Puente de Vida: The Bridge of Life Museum in Panama
Ever wonder how the Caribbean and Pacific separated? Or how certain species ended up in North America while others popped up south of the Equator? Well, the Bridge of Life Museum in Panama will soon have these answers and more. Actually, it will go beyond mere facts by throwing visitors into an interactive experience, where the natural world comes to life under the colorful, jagged and twisting rooftops of a space designed by renowned architect Frank Gehry.
Technically speaking, it’s not exactly a bridge, but it is a new approach to the idea of a museum.
Glass hallways, botanical gardens and a two story aquarium will place visitors in constant contact with the natural world. Innovative exhibits will provide a heightened understanding of environmental wonders, such as, the formation of the Isthmus of Panama, the interchange between man and other western species, and the ongoing global effects on Central America.
Now, you may be asking, Why Panama? Well, few communities can boast the unique biodiversity of this region. Life on the isthmus features extreme climates, many different environments, and an abundance of water. This combination produces unparalleled intensity at every scale on the chain of life.

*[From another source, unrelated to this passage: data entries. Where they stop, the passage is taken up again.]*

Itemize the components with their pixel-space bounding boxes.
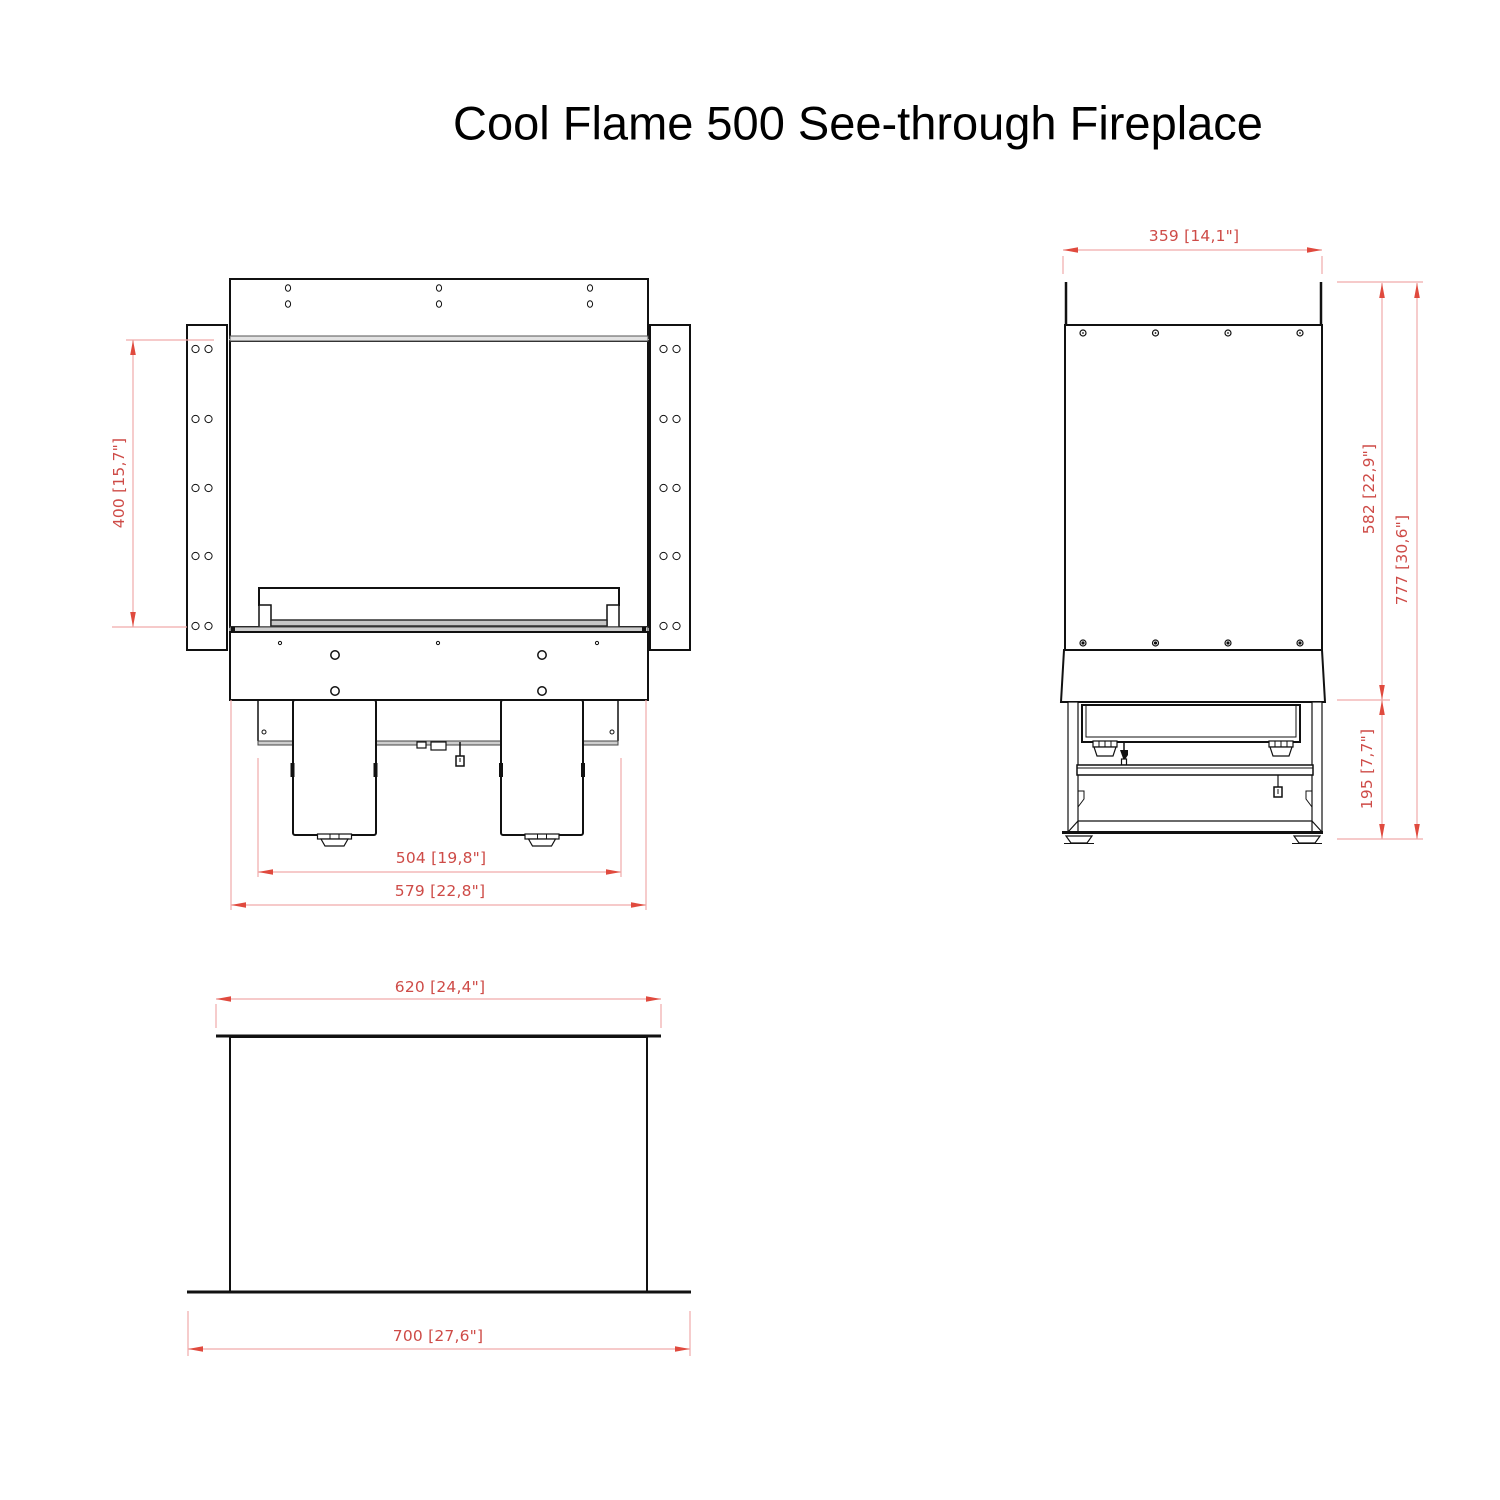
dim-front-legs-width: 504 [19,8"] [396,849,486,867]
plan-body-outline [230,1037,647,1292]
side-glass-edges [1066,282,1321,325]
plan-view [187,1036,691,1292]
front-right-leg [499,700,585,846]
gas-fittings [417,742,464,766]
side-view [1061,282,1325,844]
front-main-body [230,341,648,627]
dim-plan-outer-width: 700 [27,6"] [393,1327,483,1345]
dim-plan-opening-width: 620 [24,4"] [395,978,485,996]
dim-side-base-height: 195 [7,7"] [1358,729,1376,809]
front-left-leg [291,700,378,846]
front-top-edge-strip [230,336,648,341]
front-left-flange [187,325,227,650]
dim-front-body-width: 579 [22,8"] [395,882,485,900]
technical-drawing-page: Cool Flame 500 See-through Fireplace [0,0,1500,1500]
front-bottom-panel [230,632,648,700]
front-top-panel [230,279,648,338]
dim-front-window-height: 400 [15,7"] [110,438,128,528]
front-right-flange [650,325,690,650]
side-back-panel [1065,325,1322,650]
drawing-linework [0,0,1500,1500]
side-base-stand [1062,702,1323,844]
side-lower-body [1061,650,1325,702]
dim-side-depth: 359 [14,1"] [1149,227,1239,245]
front-view [187,279,690,846]
dim-side-total-height: 777 [30,6"] [1393,515,1411,605]
dim-side-body-height: 582 [22,9"] [1360,444,1378,534]
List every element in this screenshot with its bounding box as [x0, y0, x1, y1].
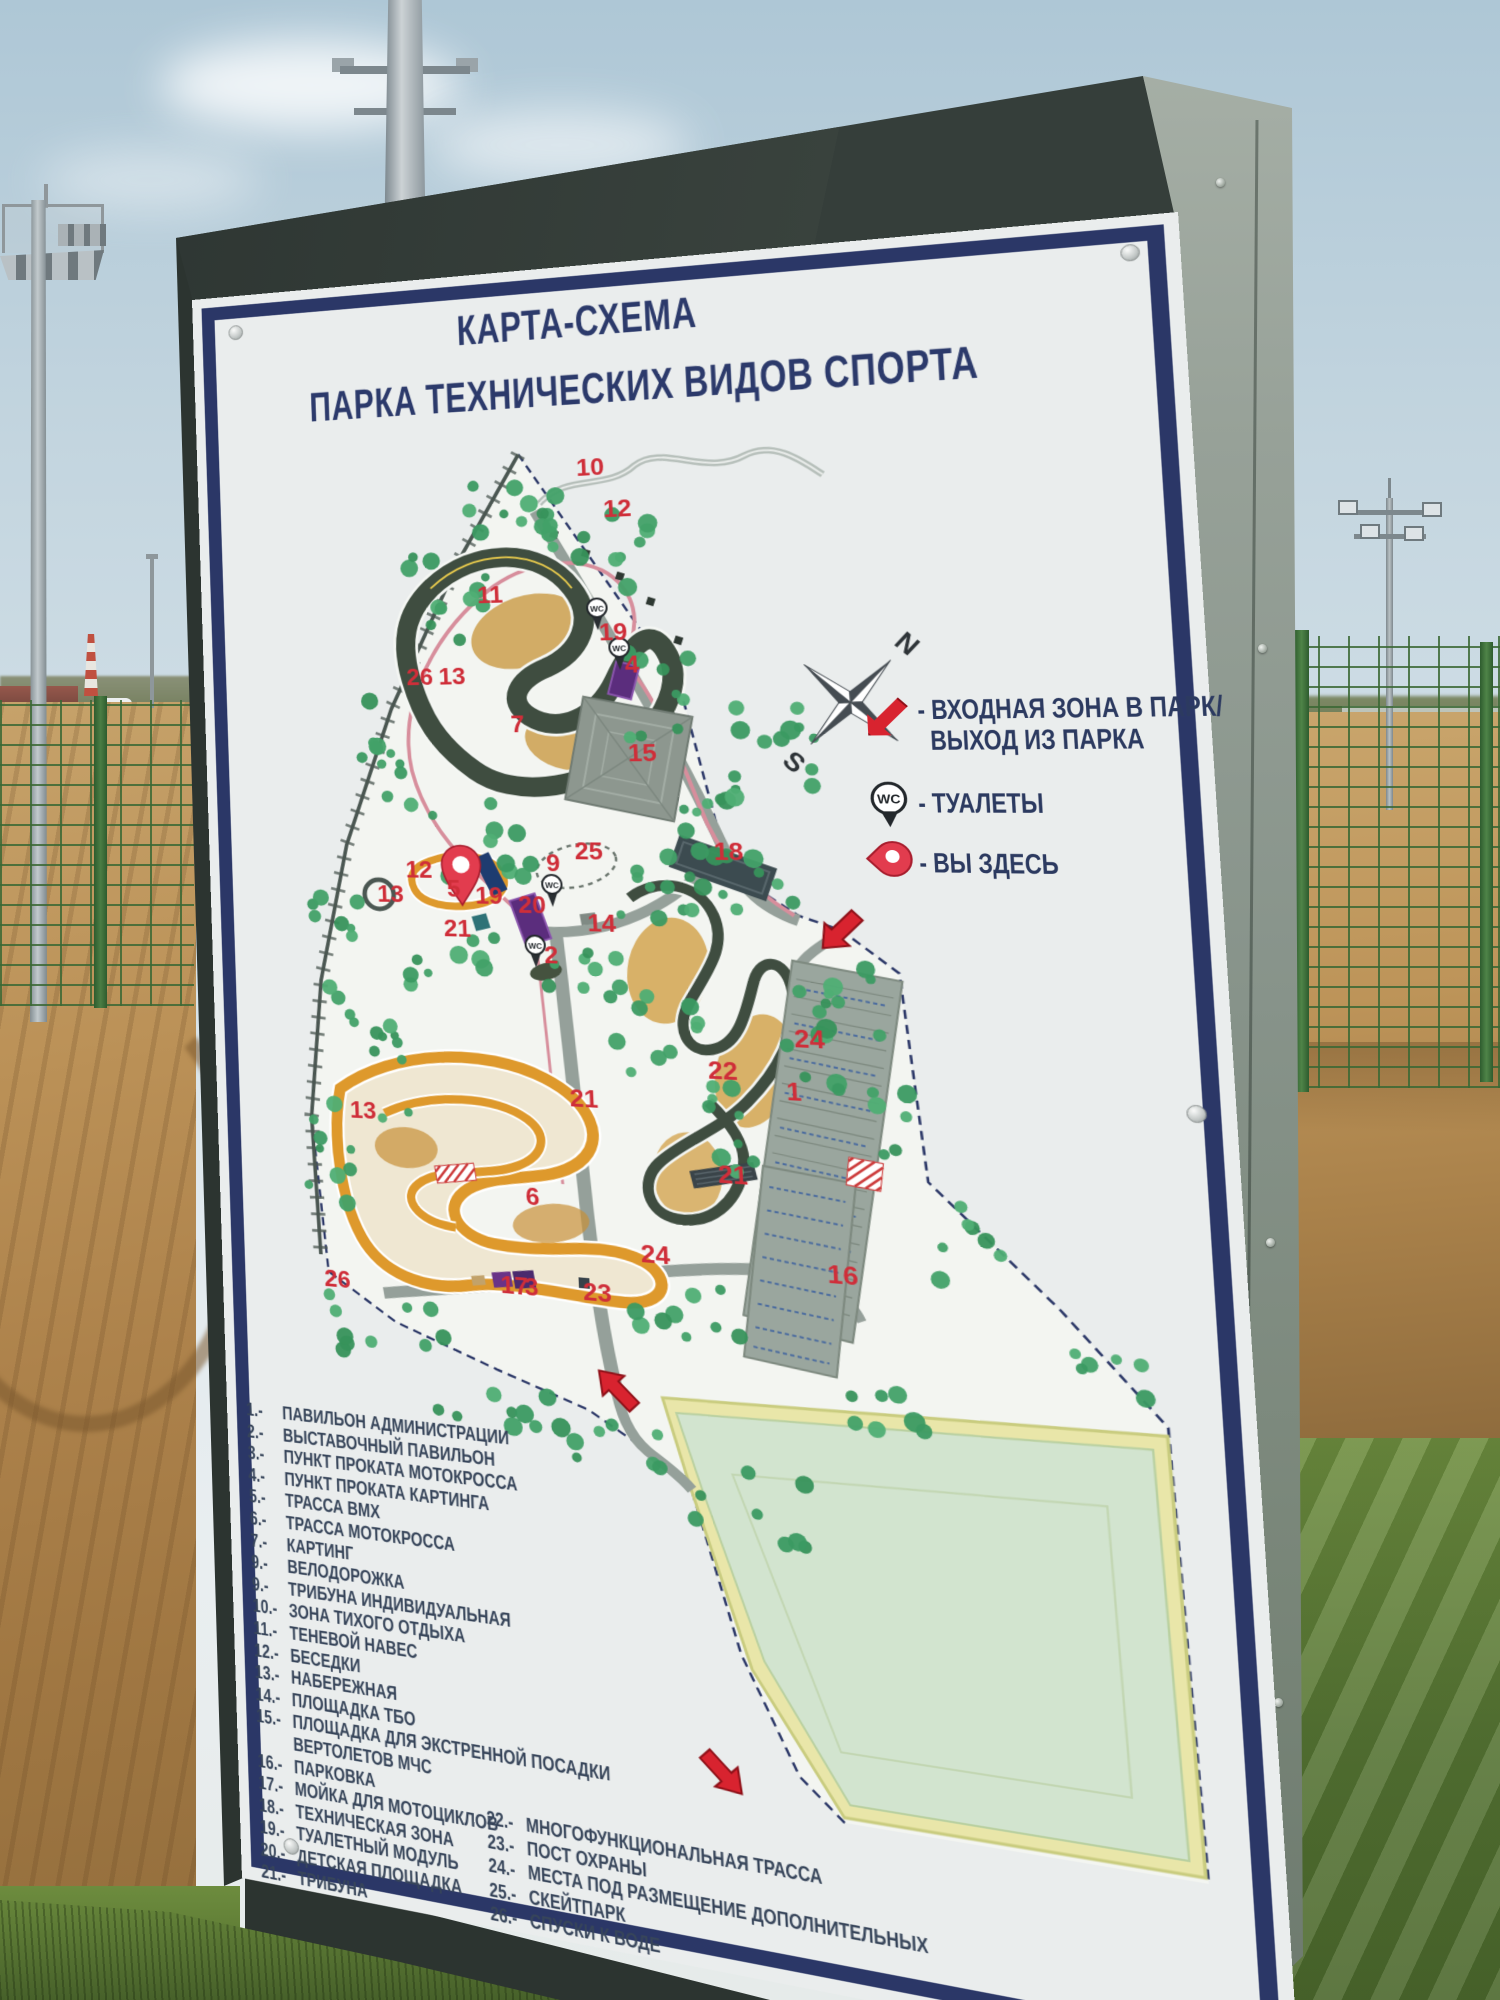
- map-number-7: 7: [510, 710, 525, 738]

Scheduled to open in 2009, The Bridge of Life will sit in the Amador area of Panama City, at the tip of a causeway on the Pacific entrance to the Panama Canal. It is funded by the Amador Foundation in conjunction with the Smithsonian Institute, Gehry Partner, Bruce Mau Designs, and Edwina von Gal Landscaping.
For anyone who has stood in awe of Gehry’s Guggenheim Museum in Bilbao, Spain, or who wants to experience the newest wave in ecological education, The Bridge of Life is a must-see.